More than half of British workers believe that the upcoming London Olympics have no effect on their morale and feel demotivated in the present economic climate, revealed a new poll on Wednesday.
Over 58 percent of the respondents of the survey, conducted by the business performance consultants Lane4, did not expect any benefit from the Games.
The study also reveals that over three quarters (76 percent) of the people believe that the "Olympic effect" on the UK workforce's morale will be either short-lived or non-existent.
"These findings show that the UK's workforce is at a seriously low ebb and, with two days to go, the London Olympic Games is not expected to make things feel any better," said Lane4 managing director Adrian Moorhouse, a gold medalist for Britain in 100 metres breaststroke at the Seoul Olympics in 1988.
According to the study, over half of the UK employees (52 percent) did not have a pay rise in the past two years and 57 percent of the respondents of the survey are worried over the ambiguity on their career path.
Nearly 33 percent of the people felt they were wasting their qualifications and skills.
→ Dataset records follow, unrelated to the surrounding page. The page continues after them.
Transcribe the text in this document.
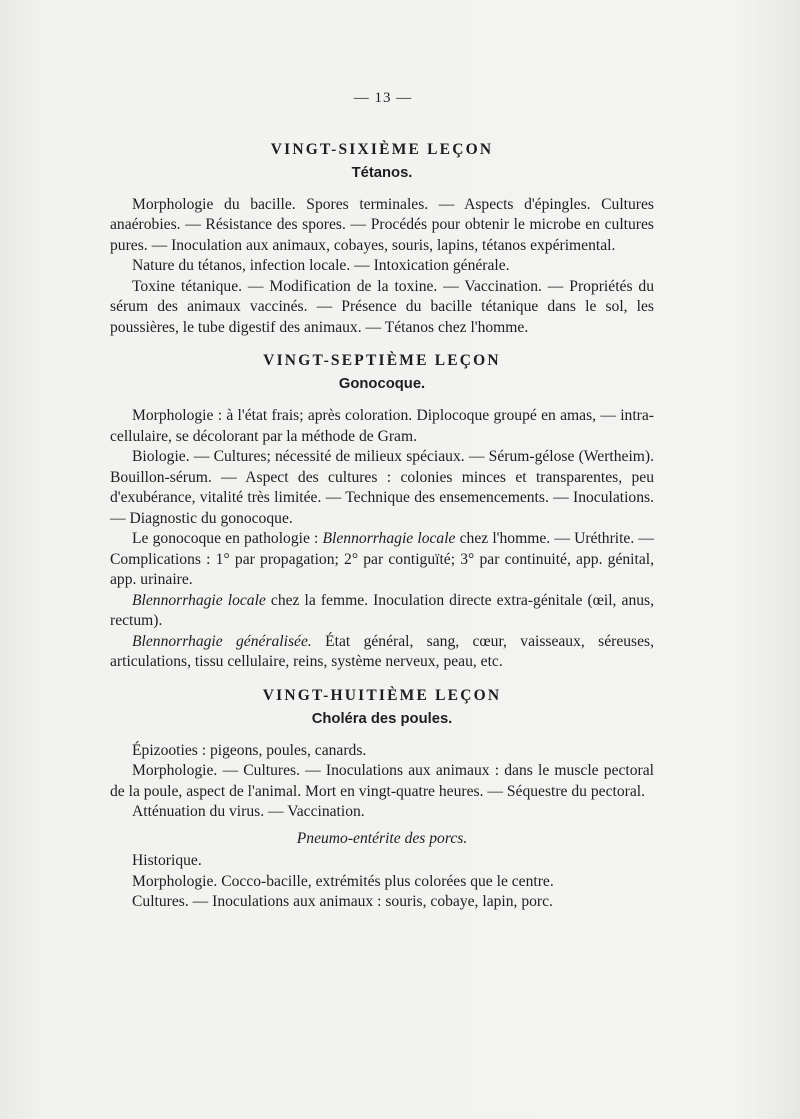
— 13 —
VINGT-SIXIÈME LEÇON
Tétanos.

Morphologie du bacille. Spores terminales. — Aspects d'épingles. Cultures anaérobies. — Résistance des spores. — Procédés pour obtenir le microbe en cultures pures. — Inoculation aux animaux, cobayes, souris, lapins, tétanos expérimental.

Nature du tétanos, infection locale. — Intoxication générale.

Toxine tétanique. — Modification de la toxine. — Vaccination. — Propriétés du sérum des animaux vaccinés. — Présence du bacille tétanique dans le sol, les poussières, le tube digestif des animaux. — Tétanos chez l'homme.

VINGT-SEPTIÈME LEÇON
Gonocoque.

Morphologie : à l'état frais; après coloration. Diplocoque groupé en amas, — intra-cellulaire, se décolorant par la méthode de Gram.

Biologie. — Cultures; nécessité de milieux spéciaux. — Sérum-gélose (Wertheim). Bouillon-sérum. — Aspect des cultures : colonies minces et transparentes, peu d'exubérance, vitalité très limitée. — Technique des ensemencements. — Inoculations. — Diagnostic du gonocoque.

Le gonocoque en pathologie : Blennorrhagie locale chez l'homme. — Uréthrite. — Complications : 1° par propagation; 2° par contiguïté; 3° par continuité, app. génital, app. urinaire.

Blennorrhagie locale chez la femme. Inoculation directe extra-génitale (œil, anus, rectum).

Blennorrhagie généralisée. État général, sang, cœur, vaisseaux, séreuses, articulations, tissu cellulaire, reins, système nerveux, peau, etc.

VINGT-HUITIÈME LEÇON
Choléra des poules.

Épizooties : pigeons, poules, canards.

Morphologie. — Cultures. — Inoculations aux animaux : dans le muscle pectoral de la poule, aspect de l'animal. Mort en vingt-quatre heures. — Séquestre du pectoral.

Atténuation du virus. — Vaccination.

Pneumo-entérite des porcs.

Historique.

Morphologie. Cocco-bacille, extrémités plus colorées que le centre.

Cultures. — Inoculations aux animaux : souris, cobaye, lapin, porc.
Uncertainty about the job prospects force most of the employees to stick to their present jobs as they have to meet their household expenditures.
The survey commissioned by Lane4 was conducted among 1,500 employees based in the UK.
The study came ahead of another set of official data, to be released on Wednesday, which is expected to show a further contraction (0.2 percent) in Britain's economy in the second quarter.
The UK economy declined 0.3 percent in the first quarter.